Les 10 séries de sanctions adoptées par l’Union européenne visent à dégrader les capacités militaires russes et affectent l’industrie d’armement. Elles perturbent les exportations et les approvisionnements. Des centaines de milliards de dollars russes ont été gelés. La Russie doit puiser dans ses réserves financières et ses rentrées monétaires faiblissent, car l’Europe a su se passer de son pétrole et de son gaz. La France, je vous le rappelle, était très peu dépendante sur ce point par rapport à la plupart des autres pays européens. Mais désormais c’est l’ensemble de l’Europe qui a su agir rapidement pour suivre le chemin de la souveraineté énergétique.

Q - Quel rôle la France joue-t-elle dans la coordination des sanctions européennes contre la Russie ?

R - C’est un travail que nous menons en coordination étroite et constante avec nos partenaires européens. La France a joué un rôle actif dans l’adoption des différents paquets de sanctions.

Ainsi, cette semaine, j’ai proposé de placer sous sanctions des responsables et entités liés au groupe Wagner pour toucher la galaxie Prigojine. Nous continuons de mettre la pression sur Wagner qui commet des crimes de guerre sur le sol ukrainien, mais aussi en Afrique d’où il tire des ressources, par les pillages qu’autorisent les régimes autoritaires qui dépendent de lui pour leur maintien au pouvoir.

Q - Pourquoi l’UE met-elle autant de temps à imposer des sanctions supplémentaires ? Est-ce que vous estimez que les sanctions actuellement imposées ne sont pas suffisantes, et que l’économie russe est plus résiliente parce que l’UE a été trop lente à agir au début du conflit ?
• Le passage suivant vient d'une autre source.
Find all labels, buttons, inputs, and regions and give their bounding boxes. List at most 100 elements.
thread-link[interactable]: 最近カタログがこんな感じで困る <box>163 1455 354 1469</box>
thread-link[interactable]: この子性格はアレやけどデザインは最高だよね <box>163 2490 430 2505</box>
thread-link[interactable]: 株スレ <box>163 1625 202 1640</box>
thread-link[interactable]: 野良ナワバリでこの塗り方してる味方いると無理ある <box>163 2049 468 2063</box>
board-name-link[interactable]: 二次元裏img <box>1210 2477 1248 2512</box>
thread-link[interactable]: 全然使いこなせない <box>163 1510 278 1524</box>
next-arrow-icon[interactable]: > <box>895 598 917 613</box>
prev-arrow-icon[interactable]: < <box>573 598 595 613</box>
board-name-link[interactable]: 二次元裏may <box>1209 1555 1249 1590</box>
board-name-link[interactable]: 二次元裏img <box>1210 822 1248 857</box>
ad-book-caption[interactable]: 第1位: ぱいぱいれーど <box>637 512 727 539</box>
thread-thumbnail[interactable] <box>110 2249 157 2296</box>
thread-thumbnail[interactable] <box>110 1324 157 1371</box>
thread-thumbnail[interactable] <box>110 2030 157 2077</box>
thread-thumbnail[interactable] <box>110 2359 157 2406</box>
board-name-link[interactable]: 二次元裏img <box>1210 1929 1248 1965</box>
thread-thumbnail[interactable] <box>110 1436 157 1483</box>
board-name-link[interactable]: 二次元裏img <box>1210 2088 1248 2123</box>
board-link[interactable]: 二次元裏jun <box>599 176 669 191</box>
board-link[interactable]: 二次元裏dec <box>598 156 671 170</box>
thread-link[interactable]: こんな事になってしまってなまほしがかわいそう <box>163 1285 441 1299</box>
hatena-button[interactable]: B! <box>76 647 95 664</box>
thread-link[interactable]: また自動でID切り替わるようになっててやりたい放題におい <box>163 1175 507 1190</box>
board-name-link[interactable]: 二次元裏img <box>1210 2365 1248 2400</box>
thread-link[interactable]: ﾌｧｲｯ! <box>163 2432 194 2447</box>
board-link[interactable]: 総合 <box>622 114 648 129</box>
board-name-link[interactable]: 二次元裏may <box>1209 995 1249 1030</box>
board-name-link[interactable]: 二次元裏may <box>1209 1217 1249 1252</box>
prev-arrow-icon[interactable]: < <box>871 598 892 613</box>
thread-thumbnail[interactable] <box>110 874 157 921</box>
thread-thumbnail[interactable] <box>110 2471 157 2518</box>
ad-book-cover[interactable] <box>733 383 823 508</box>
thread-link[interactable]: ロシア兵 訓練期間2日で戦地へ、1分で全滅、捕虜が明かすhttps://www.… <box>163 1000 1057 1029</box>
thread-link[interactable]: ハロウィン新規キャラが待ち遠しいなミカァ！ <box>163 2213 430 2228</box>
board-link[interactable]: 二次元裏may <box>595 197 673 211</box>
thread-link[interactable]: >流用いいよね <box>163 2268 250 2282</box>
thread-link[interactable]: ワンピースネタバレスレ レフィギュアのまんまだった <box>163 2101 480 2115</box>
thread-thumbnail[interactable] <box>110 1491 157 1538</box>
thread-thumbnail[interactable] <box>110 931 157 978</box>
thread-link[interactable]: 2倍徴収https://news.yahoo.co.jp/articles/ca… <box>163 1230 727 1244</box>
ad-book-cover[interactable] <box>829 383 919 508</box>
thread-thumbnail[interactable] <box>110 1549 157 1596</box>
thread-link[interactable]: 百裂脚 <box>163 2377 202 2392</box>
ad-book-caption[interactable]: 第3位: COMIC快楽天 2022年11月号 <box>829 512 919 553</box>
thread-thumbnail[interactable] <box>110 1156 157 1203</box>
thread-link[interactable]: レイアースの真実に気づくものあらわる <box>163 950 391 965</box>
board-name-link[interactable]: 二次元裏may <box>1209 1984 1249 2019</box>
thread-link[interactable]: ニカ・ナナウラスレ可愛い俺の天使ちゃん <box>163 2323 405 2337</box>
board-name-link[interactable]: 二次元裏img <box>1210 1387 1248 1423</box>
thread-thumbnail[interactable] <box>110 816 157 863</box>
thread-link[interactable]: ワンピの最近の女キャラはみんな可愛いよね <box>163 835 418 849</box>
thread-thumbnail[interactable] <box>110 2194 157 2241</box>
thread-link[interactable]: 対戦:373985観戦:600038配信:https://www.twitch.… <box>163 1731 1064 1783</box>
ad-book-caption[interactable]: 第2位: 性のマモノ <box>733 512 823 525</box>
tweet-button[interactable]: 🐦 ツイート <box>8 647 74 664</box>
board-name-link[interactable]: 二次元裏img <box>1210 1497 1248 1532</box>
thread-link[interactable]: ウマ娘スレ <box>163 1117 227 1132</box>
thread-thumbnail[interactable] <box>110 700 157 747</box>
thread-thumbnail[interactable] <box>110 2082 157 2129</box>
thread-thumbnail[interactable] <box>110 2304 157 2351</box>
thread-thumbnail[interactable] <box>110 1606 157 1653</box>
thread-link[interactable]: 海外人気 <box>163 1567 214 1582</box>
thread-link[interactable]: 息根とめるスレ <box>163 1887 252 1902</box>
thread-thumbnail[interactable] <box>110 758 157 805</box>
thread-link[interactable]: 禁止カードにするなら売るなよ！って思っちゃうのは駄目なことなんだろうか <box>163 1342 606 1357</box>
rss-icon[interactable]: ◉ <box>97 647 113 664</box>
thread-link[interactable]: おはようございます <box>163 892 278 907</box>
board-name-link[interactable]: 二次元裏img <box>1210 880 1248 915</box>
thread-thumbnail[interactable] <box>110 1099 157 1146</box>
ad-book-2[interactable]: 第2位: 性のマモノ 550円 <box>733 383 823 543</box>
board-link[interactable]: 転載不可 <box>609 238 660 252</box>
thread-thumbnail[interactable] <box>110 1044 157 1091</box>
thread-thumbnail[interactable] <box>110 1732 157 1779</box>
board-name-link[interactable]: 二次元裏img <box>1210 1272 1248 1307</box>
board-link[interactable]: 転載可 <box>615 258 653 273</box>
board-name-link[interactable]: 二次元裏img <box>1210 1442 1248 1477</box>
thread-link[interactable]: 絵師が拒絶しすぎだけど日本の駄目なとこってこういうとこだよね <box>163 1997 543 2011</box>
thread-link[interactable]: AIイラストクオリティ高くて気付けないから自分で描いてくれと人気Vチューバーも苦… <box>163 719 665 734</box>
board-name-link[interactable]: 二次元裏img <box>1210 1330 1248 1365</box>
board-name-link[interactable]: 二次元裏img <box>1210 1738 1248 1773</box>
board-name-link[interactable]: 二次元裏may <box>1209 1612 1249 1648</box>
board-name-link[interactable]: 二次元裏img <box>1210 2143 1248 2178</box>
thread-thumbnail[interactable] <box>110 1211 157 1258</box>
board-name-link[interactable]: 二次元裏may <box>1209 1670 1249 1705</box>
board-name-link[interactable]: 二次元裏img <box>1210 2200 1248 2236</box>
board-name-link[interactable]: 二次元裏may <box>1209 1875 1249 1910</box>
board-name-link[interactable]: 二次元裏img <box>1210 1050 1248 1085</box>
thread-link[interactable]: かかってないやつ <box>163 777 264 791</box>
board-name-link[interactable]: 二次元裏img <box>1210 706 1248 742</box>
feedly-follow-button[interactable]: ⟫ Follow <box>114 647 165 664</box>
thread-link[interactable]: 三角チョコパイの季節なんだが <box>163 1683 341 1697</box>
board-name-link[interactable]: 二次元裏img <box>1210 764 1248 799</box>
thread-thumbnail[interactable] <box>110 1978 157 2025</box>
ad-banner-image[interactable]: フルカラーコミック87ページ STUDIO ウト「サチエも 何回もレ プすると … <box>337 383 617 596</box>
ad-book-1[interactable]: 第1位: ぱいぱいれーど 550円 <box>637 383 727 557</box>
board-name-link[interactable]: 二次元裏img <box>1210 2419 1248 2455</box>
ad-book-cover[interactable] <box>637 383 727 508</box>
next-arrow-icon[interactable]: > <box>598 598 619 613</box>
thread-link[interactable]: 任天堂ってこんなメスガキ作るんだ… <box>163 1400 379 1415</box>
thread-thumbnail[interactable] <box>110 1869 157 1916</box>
R - Les dirigeants européens se sont réunis le jour même et ont décidé de prendre des sanctions contre la Russie. Nous en sommes aujourd’hui à la dixième série de sanctions. On ne peut pas parler de lenteur quand on voit ce calendrier !
Nous voyons les résultats de ces sanctions de manière très concrète aujourd’hui : la Russie est en récession, son industrie est désorganisée, les sanctions sur les nouvelles technologies, notamment les semi-conducteurs, touchent directement l’industrie d’armement. Les sanctions prises en matière bancaire, interdisant l’accès à SWIFT, limitent de manière radicale les capacités de financement de cette guerre.

Q - Comment pensez-vous que cette guerre peut se terminer ?

Elle se terminera avec la victoire de l’Ukraine, il n’y a pas d’autre scénario possible : la Russie ne peut ni ne doit gagner cette guerre et l’agression russe doit échouer, comme l’a redit le Président de la République vendredi, parce qu’on ne peut pas accepter la légitimation du recours illégal à la force, parce que sinon c’est toute la sécurité européenne et plus généralement la stabilité mondiale qui serait mise en danger. C’est le même message que je porte à New York, à l’Assemblée générale des Nations unies avec une résolution adoptée à une large majorité, comme au Conseil de Sécurité aujourd’hui.

Q - Pensez-vous qu’elle pourrait se terminer bientôt, et voyez-vous des options potentielles pour y mettre fin cette année ?

R - Nous sommes prêts à faire ce qu’il faut pour soutenir l’Ukraine, le temps qu’il faudra. La France et les pays membres de l’Union européenne doivent réinvestir massivement dans leur défense et intensifier leurs efforts de production pour aider l’Ukraine à repousser l’invasion russe. C’est ainsi que l’Ukraine pourra se défendre, résister et recouvrer sa souveraineté."